Back in Connecticut, investigators were attempting to find the cause of the blaze:
BRIDGEPORT, CONN. POST November 26, 1946
CAUSE IN DOUBT IN KELLER BLAZE!
State Joins Easton Chief in Probe of $50,000 Fire.
EASTON, Nov. 26. Investigation of the cause of the fire which on Saturday razed the Redding road home of Miss Helen Keller, blind educator, was being continued today, Fire Chief Arthur J Bush said. Preliminary investigation yesterday by State Policeman James M. Riordon, representing the State Fire Marshal, and town fire and police officials unearthed no conclusive evidence regarding the cause of the blaze, although investigators believed it possible that the fire resulted from a defective oil burner, Chief Bush said. During the three-hour search of the ruins, it was officially confirmed that a furnace repairman had been admitted Friday to the closed home to turn on the oil burning furnace as a protection against anticipated cold weather. The investigators also disclosed that neighbors reported seeing smoke issuing from the chimney of the house as early as 6:30 a.m. Saturday. The 12-room house, known as “Windy Ridge”, was closed in October when Miss Keller went abroad. Built in 1939 at a cost of $25,000, it contained a valuable collection of antique and exotic furnishings, none of which was saved. Damage was estimated unofficially by Fire Chief Arthur Bush at more than $50,000. An accurate estimate of the loss cannot be made until Miss Keller is reached and can give an inventory of what was in the home. Attempts have been made by Mrs. Charles Rauschkolb, a neighbor, to contact Miss Keller in Europe through blind institutions in New York and Paris, but Miss Keller is believed to be visiting homes for the blind in either Greece or Rome at this time, officials said.

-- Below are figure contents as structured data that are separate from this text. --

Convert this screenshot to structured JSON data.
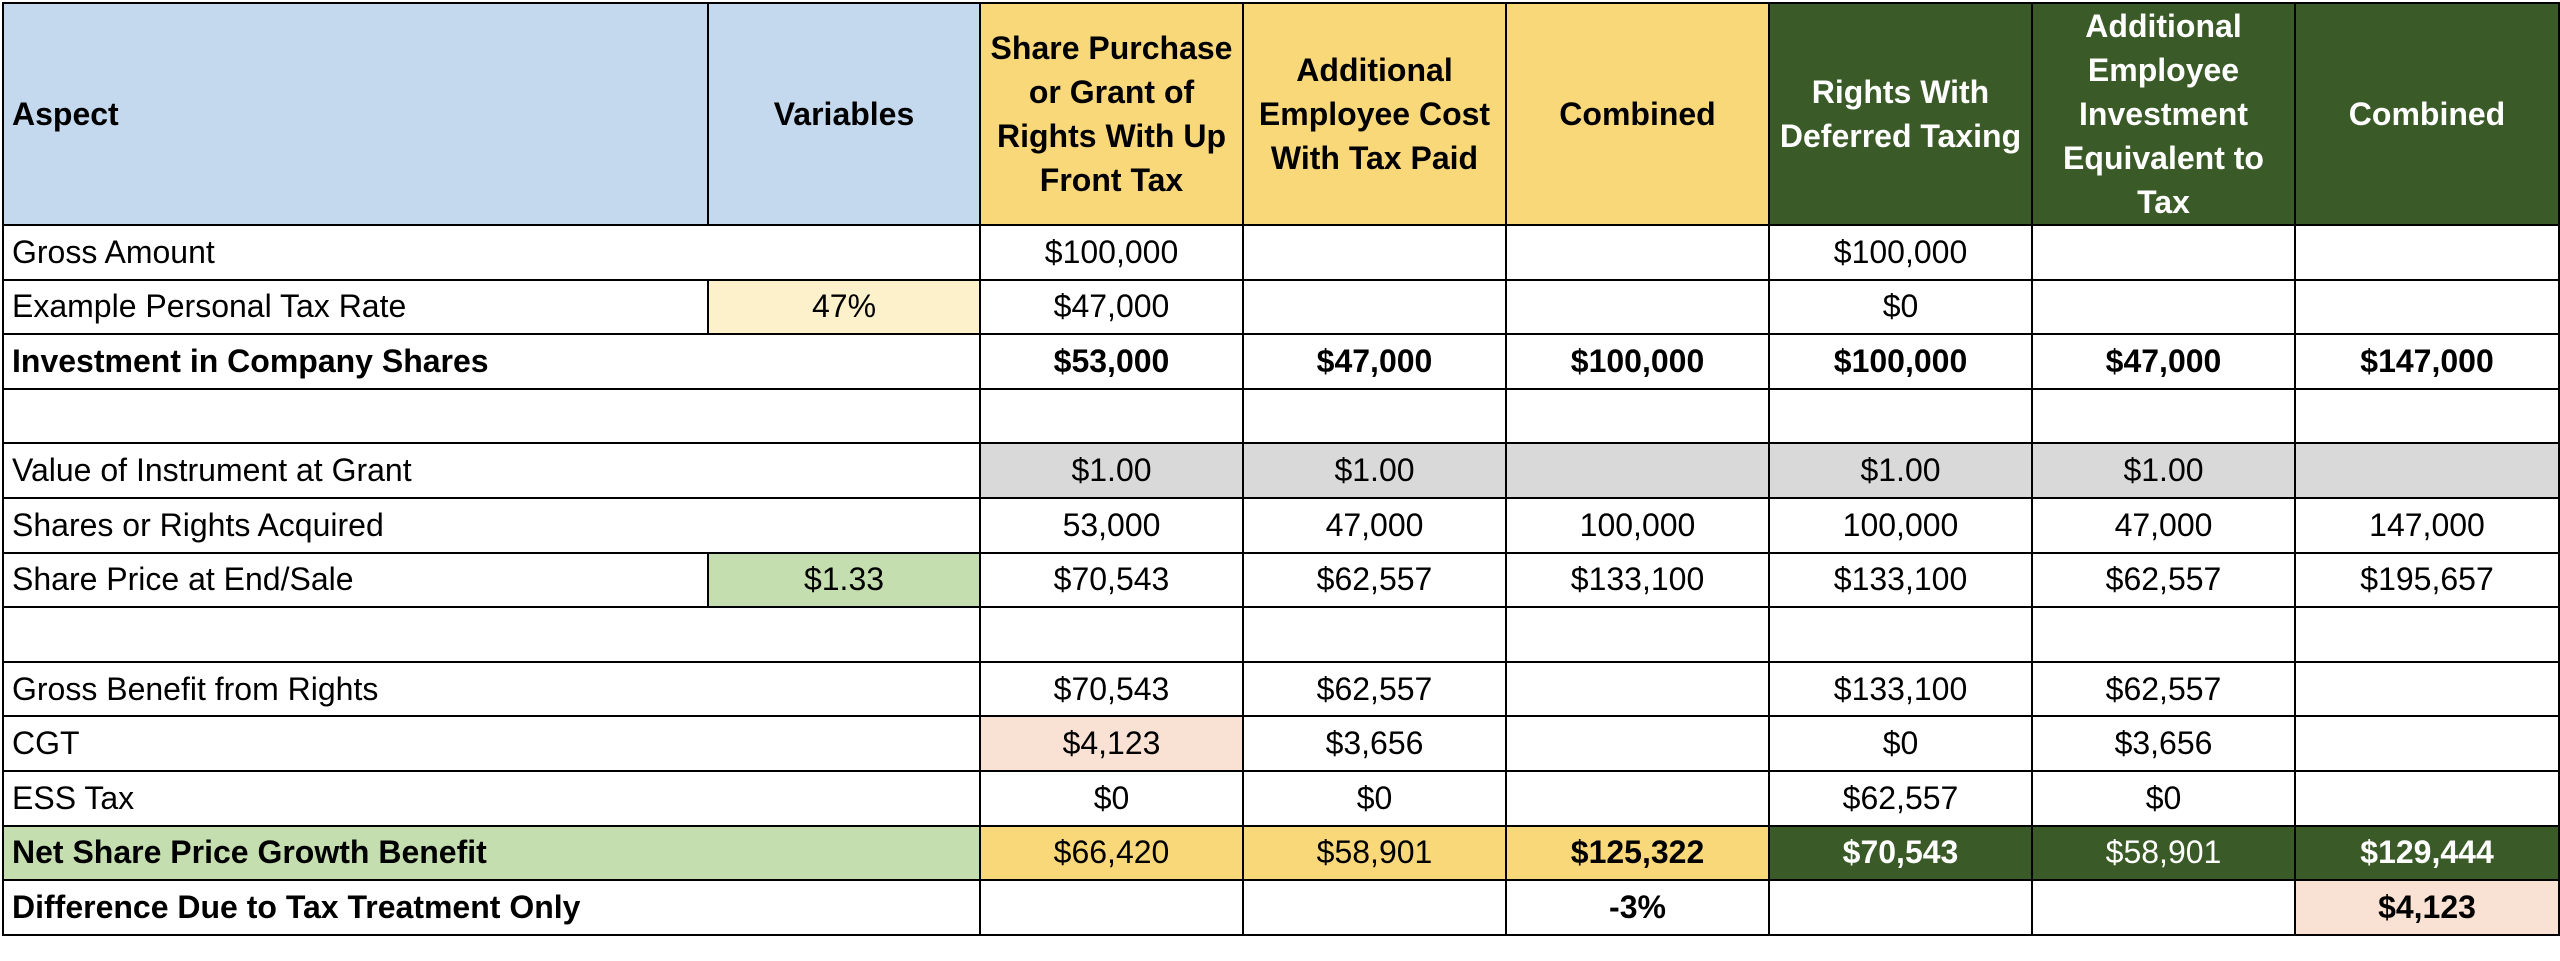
{
  "headers": {
    "aspect": "Aspect",
    "variables": "Variables",
    "col1": "Share Purchase or Grant of Rights With Up Front Tax",
    "col2": "Additional Employee Cost With Tax Paid",
    "col3": "Combined",
    "col4": "Rights With Deferred Taxing",
    "col5": "Additional Employee Investment Equivalent to Tax",
    "col6": "Combined"
  },
  "rows": {
    "gross": {
      "label": "Gross Amount",
      "var": "",
      "c1": "$100,000",
      "c2": "",
      "c3": "",
      "c4": "$100,000",
      "c5": "",
      "c6": ""
    },
    "taxrate": {
      "label": "Example Personal Tax Rate",
      "var": "47%",
      "c1": "$47,000",
      "c2": "",
      "c3": "",
      "c4": "$0",
      "c5": "",
      "c6": ""
    },
    "invest": {
      "label": "Investment in Company Shares",
      "var": "",
      "c1": "$53,000",
      "c2": "$47,000",
      "c3": "$100,000",
      "c4": "$100,000",
      "c5": "$47,000",
      "c6": "$147,000"
    },
    "value": {
      "label": "Value of Instrument at Grant",
      "var": "",
      "c1": "$1.00",
      "c2": "$1.00",
      "c3": "",
      "c4": "$1.00",
      "c5": "$1.00",
      "c6": ""
    },
    "shares": {
      "label": "Shares or Rights Acquired",
      "var": "",
      "c1": "53,000",
      "c2": "47,000",
      "c3": "100,000",
      "c4": "100,000",
      "c5": "47,000",
      "c6": "147,000"
    },
    "price": {
      "label": "Share Price at End/Sale",
      "var": "$1.33",
      "c1": "$70,543",
      "c2": "$62,557",
      "c3": "$133,100",
      "c4": "$133,100",
      "c5": "$62,557",
      "c6": "$195,657"
    },
    "grossben": {
      "label": "Gross Benefit from Rights",
      "var": "",
      "c1": "$70,543",
      "c2": "$62,557",
      "c3": "",
      "c4": "$133,100",
      "c5": "$62,557",
      "c6": ""
    },
    "cgt": {
      "label": "CGT",
      "var": "",
      "c1": "$4,123",
      "c2": "$3,656",
      "c3": "",
      "c4": "$0",
      "c5": "$3,656",
      "c6": ""
    },
    "ess": {
      "label": "ESS Tax",
      "var": "",
      "c1": "$0",
      "c2": "$0",
      "c3": "",
      "c4": "$62,557",
      "c5": "$0",
      "c6": ""
    },
    "net": {
      "label": "Net Share Price Growth Benefit",
      "var": "",
      "c1": "$66,420",
      "c2": "$58,901",
      "c3": "$125,322",
      "c4": "$70,543",
      "c5": "$58,901",
      "c6": "$129,444"
    },
    "diff": {
      "label": "Difference Due to Tax Treatment Only",
      "var": "",
      "c1": "",
      "c2": "",
      "c3": "-3%",
      "c4": "",
      "c5": "",
      "c6": "$4,123"
    }
  },
  "colors": {
    "header_blue": "#c5d9ee",
    "header_yellow": "#f9d87a",
    "header_green": "#3a5a27",
    "var_yellow": "#fdf1cc",
    "var_green": "#c5deb0",
    "grey": "#d9d9d9",
    "salmon": "#f9e2d4"
  }
}
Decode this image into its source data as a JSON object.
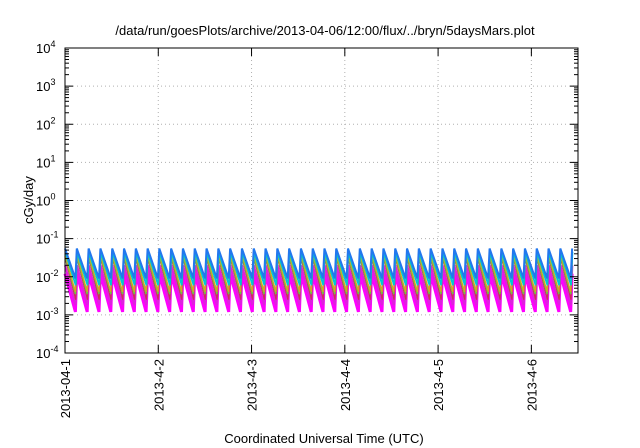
{
  "chart_data": {
    "type": "line",
    "title": "/data/run/goesPlots/archive/2013-04-06/12:00/flux/../bryn/5daysMars.plot",
    "xlabel": "Coordinated Universal Time (UTC)",
    "ylabel": "cGy/day",
    "yscale": "log",
    "ylim_exponents": [
      -4,
      4
    ],
    "y_tick_base": "10",
    "y_tick_exponents": [
      "-4",
      "-3",
      "-2",
      "-1",
      "0",
      "1",
      "2",
      "3",
      "4"
    ],
    "x_tick_labels": [
      "2013-04-1",
      "2013-4-2",
      "2013-4-3",
      "2013-4-4",
      "2013-4-5",
      "2013-4-6"
    ],
    "xlim_days": [
      0,
      5.5
    ],
    "grid": true,
    "series_colors": [
      "#ff00ff",
      "#dd22dd",
      "#cc3355",
      "#66cc44",
      "#e0a020",
      "#00c8d0",
      "#2277ee"
    ],
    "oscillation_cycles": 44,
    "series_peak_cGy_per_day": [
      0.012,
      0.02,
      0.03,
      0.035,
      0.04,
      0.045,
      0.055
    ],
    "series_trough_cGy_per_day": [
      0.0012,
      0.0018,
      0.0025,
      0.0035,
      0.004,
      0.006,
      0.009
    ]
  }
}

The “Windy Ridge” reference in the above article had once been the name of the property and the original house that was there when Helen Keller decided to build in 1938. The name was changed to Arcan Ridge in 1939 when the new house was first completed. Arcan was the name of a Scottish village that Helen had visited a few years before that she very much favored.

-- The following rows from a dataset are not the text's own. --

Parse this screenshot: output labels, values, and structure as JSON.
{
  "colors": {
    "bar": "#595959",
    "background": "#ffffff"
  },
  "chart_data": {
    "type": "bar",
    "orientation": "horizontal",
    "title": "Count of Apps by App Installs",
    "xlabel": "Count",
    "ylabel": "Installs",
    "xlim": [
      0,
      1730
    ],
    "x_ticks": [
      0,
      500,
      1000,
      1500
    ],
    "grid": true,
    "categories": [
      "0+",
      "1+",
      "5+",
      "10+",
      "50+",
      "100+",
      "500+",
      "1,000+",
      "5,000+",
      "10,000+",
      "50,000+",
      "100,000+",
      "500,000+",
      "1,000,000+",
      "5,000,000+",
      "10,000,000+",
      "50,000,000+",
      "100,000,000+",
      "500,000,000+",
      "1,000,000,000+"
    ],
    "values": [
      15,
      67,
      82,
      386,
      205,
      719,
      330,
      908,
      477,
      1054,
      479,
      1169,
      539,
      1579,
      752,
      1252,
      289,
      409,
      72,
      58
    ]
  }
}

Arcan Ridge was completely rebuilt and ready for occupancy in October of 1947. Built under the supervision of the original architect, Charles Cameron Clark, the new house was exactly like the first with only one or two minor modifications relating to the dining porch at the rear of the building. Polly lived there until her death on March 20, 1960. Helen Keller called Arcan Ridge home until her own passing on June 1, 1968.